June 30--Beckley Register Herald, June 26, 2014
What's the first thing that pops into your mind when someone says "West Virginia exports"? If it's coal, you wouldn't be alone in your thoughts.
To be sure, coal is the No. 1 commodity exported by the state -- minerals and ores accounted for $4.6 billion of West Virginia's total merchandise exports in 2013, according to the U.S. Department of Commerce.
But if West Virginia is to keep afloat economically, there must be diversification.
And it appears that is just what is happening.
According to the Department of Commerce, 1,119 companies exported from West Virginia locations in 2012. Of those, 76.9 percent were small- and medium-sized enterprises with fewer than 500 employees. West Virginia's export shipments of merchandise in 2013 totaled $8.6 billion.
Looking beyond those numbers, more than 100 commendations issued by Gov. Earl Ray Tomblin this week to 37 top West Virginia business exporters show even more diversity.
West Virginia's exports to 72 different countries represent a wide range of products including consumer goods such as barrel saunas and rope sandals; technology such as computer software; biomedical such as large-scale DNA sequence production; automotive such as truck parts; and manufacturing such as fabricated steel products and industrial ceramics.
A large part of that diversification is represented in southern West Virginia.
--Fayetteville'sRobbins Co. exports conveyor systems to Chile, Norway and the Republic of Georgia.
--Barrel saunas made by Almost Heaven Saunas in Renick found their way to Finland, Mexico, Norway, Qatar, Romania, Russia, South Africa, Switzerland and the United Arab Emirates.
--Ezebreal LLC'sFrankford operation sent micro-blaster products to South America.

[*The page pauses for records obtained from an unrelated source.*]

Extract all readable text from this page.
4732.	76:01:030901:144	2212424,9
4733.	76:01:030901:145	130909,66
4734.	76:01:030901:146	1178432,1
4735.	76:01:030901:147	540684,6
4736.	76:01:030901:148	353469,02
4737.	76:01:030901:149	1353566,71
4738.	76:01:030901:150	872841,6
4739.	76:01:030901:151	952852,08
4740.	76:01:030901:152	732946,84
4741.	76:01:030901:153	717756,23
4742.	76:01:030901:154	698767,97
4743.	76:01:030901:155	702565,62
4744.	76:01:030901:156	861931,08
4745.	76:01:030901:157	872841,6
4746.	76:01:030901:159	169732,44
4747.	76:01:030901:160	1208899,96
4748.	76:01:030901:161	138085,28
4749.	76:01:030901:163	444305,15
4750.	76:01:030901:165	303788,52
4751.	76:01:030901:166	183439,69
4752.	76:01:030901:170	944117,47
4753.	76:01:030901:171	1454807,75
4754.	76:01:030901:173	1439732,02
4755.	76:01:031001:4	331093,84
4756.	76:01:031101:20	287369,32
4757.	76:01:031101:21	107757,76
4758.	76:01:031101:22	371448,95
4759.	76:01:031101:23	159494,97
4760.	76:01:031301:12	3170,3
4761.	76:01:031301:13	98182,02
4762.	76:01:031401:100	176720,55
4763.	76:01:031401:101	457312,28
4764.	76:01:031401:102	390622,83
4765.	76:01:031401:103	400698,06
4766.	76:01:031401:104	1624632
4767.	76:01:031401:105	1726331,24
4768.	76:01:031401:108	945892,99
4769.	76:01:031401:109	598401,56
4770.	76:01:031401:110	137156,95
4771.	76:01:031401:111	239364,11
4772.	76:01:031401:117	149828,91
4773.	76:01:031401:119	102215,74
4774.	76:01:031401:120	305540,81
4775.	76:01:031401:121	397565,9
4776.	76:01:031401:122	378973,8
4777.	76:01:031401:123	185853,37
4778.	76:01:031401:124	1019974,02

--Three Raleigh County firms sent products overseas -- Cogar Manufacturing, mining machinery; Mining Controls Inc., power distribution equipment; and Quality Environmental Containers of Beaver, laboratory sample containers.
Other products include science education kits for schools and universities, china, industrial ceramics, custom cabinetry, pipeline corrosion test kits, used industrial equipment, underground utility locators, fabricated steel products, computer software, rope sandals, bioanalytics, Internet advertising, marbles and more.
This is quite an accomplishment for Mountain State businesses.
While many want to see coal continue to reign as king for years to come, it's good that so many have seen -- and acted upon -- the need to diversify.
For a long time, coal is what everyone depended on to keep West Virginians working.
These awards are proof that there are other directions -- successful directions -- in which the state can move in order to keep people on the job.